A Novel Bounding Box Regression Method for Single Object Tracking
Omar Abdelaziz, Mohamed Sami Shehata
TL;DR
This work addresses the bounding-box regression bottleneck in ViT-based single-object trackers by introducing two receptive-field-aware heads: Inception and deformable Inception. By operating on the joint search and template embeddings produced by a ViT backbone, these heads learn multi-scale context to predict three score maps for center location, size, and center offset, enabling end-to-end bounding-box prediction. Evaluations on GOT-10k, UAV123, and OTB2015 show consistent state-of-the-art gains over retrained baselines, with the Inception variant providing the largest improvements. The findings highlight the importance of bounding-box regression design and receptive-field learning for robust, accurate tracking in diverse visual domains.
Abstract
Locating an object in a sequence of frames, given its appearance in the first frame of the sequence, is a hard problem that involves many stages. Usually, state-of-the-art methods focus on bringing novel ideas in the visual encoding or relational modelling phases.

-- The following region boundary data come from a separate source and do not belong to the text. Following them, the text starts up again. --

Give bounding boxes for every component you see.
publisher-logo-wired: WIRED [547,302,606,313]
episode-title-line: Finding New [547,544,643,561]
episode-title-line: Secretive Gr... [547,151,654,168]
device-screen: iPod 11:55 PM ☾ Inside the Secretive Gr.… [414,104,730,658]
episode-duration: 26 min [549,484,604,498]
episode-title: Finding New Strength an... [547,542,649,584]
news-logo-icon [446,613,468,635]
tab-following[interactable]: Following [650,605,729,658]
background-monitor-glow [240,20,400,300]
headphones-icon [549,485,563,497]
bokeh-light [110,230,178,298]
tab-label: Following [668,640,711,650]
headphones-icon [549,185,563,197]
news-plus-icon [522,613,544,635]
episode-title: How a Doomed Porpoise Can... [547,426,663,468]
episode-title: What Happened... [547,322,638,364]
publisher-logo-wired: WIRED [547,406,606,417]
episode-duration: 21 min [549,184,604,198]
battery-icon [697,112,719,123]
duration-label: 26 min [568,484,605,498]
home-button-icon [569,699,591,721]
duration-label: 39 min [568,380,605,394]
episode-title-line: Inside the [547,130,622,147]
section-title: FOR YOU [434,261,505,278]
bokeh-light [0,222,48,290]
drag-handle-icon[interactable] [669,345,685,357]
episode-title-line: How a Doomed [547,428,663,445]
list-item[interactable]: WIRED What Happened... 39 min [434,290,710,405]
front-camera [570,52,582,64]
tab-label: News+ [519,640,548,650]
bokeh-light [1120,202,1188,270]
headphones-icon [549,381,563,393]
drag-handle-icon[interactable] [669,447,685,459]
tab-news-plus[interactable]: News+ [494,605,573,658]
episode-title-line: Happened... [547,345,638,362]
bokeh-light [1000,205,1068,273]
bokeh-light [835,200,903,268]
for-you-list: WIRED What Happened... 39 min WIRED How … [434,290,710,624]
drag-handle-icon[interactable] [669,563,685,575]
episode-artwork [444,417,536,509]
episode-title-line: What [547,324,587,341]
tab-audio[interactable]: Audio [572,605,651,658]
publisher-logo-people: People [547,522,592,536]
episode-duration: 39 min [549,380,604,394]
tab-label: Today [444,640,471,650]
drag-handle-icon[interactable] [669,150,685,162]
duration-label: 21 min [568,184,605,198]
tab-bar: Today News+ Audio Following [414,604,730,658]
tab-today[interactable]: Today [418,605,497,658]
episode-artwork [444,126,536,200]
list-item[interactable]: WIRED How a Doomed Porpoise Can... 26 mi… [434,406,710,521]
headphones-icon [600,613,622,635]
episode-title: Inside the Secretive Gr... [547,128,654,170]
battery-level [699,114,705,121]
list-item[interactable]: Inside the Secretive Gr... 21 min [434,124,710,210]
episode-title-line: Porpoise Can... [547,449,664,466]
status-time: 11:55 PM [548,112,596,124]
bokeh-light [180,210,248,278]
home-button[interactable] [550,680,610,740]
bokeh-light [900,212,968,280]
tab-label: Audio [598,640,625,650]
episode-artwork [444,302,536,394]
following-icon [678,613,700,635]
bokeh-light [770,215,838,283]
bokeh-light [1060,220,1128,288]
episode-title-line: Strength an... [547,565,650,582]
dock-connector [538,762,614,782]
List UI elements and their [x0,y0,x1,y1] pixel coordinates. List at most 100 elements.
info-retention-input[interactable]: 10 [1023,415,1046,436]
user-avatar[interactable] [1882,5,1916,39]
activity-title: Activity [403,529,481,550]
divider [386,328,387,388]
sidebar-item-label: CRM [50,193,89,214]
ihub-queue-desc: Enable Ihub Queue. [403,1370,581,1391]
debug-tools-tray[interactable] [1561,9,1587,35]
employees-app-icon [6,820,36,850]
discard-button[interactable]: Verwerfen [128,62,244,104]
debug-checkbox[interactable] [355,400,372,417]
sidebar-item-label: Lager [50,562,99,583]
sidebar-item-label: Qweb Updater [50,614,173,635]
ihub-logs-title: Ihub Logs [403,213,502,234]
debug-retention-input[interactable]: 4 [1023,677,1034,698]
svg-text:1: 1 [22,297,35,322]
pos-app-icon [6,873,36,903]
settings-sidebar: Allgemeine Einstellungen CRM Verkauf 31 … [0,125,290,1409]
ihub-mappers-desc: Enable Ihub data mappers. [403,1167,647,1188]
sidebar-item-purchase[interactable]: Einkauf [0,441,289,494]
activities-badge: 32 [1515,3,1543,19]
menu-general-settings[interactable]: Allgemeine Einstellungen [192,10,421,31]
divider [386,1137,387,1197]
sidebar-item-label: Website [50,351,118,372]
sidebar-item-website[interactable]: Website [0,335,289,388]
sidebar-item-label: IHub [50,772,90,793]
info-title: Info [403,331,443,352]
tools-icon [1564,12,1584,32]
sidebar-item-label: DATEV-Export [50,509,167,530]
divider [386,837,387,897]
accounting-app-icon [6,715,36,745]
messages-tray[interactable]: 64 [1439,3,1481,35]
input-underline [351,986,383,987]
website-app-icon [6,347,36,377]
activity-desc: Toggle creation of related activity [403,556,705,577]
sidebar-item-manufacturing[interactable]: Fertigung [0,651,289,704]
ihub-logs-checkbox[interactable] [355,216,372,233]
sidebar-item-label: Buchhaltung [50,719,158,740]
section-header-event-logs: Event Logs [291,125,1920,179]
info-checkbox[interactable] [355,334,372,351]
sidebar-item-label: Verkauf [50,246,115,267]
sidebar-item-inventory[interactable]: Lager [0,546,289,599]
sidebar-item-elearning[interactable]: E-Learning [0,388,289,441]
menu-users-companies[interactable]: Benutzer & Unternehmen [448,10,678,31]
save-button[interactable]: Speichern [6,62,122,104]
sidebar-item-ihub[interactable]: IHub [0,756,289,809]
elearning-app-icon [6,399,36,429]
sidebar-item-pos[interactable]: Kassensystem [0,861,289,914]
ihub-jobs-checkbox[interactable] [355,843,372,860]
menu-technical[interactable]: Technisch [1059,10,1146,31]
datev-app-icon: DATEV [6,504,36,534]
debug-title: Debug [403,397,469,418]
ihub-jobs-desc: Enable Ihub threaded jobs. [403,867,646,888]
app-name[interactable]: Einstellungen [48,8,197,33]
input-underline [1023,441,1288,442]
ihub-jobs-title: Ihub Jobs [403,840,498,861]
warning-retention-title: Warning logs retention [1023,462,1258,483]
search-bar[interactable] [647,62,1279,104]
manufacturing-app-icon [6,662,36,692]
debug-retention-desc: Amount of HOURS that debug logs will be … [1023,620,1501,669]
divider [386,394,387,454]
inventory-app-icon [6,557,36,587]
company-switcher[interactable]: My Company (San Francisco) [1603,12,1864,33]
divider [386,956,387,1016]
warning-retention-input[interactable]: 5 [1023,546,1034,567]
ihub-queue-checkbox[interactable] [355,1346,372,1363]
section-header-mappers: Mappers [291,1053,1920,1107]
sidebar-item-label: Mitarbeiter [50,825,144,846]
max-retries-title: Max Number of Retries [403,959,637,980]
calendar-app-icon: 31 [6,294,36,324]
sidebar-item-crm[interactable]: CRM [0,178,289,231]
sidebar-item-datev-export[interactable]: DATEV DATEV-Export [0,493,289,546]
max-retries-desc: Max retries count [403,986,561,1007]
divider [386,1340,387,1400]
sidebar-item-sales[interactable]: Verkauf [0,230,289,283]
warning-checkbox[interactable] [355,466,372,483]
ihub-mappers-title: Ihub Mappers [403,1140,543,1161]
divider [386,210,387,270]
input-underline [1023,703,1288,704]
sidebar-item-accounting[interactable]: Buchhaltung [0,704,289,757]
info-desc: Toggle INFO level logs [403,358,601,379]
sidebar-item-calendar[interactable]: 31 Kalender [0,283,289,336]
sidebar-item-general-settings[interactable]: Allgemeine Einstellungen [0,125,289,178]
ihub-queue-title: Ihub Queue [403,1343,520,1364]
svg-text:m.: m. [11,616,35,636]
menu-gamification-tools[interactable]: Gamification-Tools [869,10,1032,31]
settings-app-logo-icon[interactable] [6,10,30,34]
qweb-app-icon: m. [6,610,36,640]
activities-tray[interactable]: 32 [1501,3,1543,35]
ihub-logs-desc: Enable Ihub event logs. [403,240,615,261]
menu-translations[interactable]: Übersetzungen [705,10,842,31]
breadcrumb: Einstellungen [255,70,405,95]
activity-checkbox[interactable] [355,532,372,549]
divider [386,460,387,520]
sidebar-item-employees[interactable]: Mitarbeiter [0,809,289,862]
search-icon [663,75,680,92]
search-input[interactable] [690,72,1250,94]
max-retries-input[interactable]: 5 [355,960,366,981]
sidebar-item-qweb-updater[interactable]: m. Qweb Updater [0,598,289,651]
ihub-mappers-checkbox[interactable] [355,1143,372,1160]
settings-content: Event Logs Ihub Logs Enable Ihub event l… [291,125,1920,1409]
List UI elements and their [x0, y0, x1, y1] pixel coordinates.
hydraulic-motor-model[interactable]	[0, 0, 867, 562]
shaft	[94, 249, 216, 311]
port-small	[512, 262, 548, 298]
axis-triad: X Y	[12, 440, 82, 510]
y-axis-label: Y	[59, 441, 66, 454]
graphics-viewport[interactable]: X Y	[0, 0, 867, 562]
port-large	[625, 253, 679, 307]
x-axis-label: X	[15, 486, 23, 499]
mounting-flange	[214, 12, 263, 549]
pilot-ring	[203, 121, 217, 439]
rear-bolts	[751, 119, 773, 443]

However, in this work, we show that bounding box regression from learned joint search and template features is of high importance as well. While previous methods relied heavily on well-learned features representing interactions between search and template, we hypothesize that the receptive field of the input convolutional bounding box network plays an important role in accurately determining the object location. To this end, we introduce two novel bounding box regression networks: inception and deformable. Experiments and ablation studies show that our inception module installed on the recent ODTrack outperforms the latter on three benchmarks: the GOT-10k, the UAV123 and the OTB2015.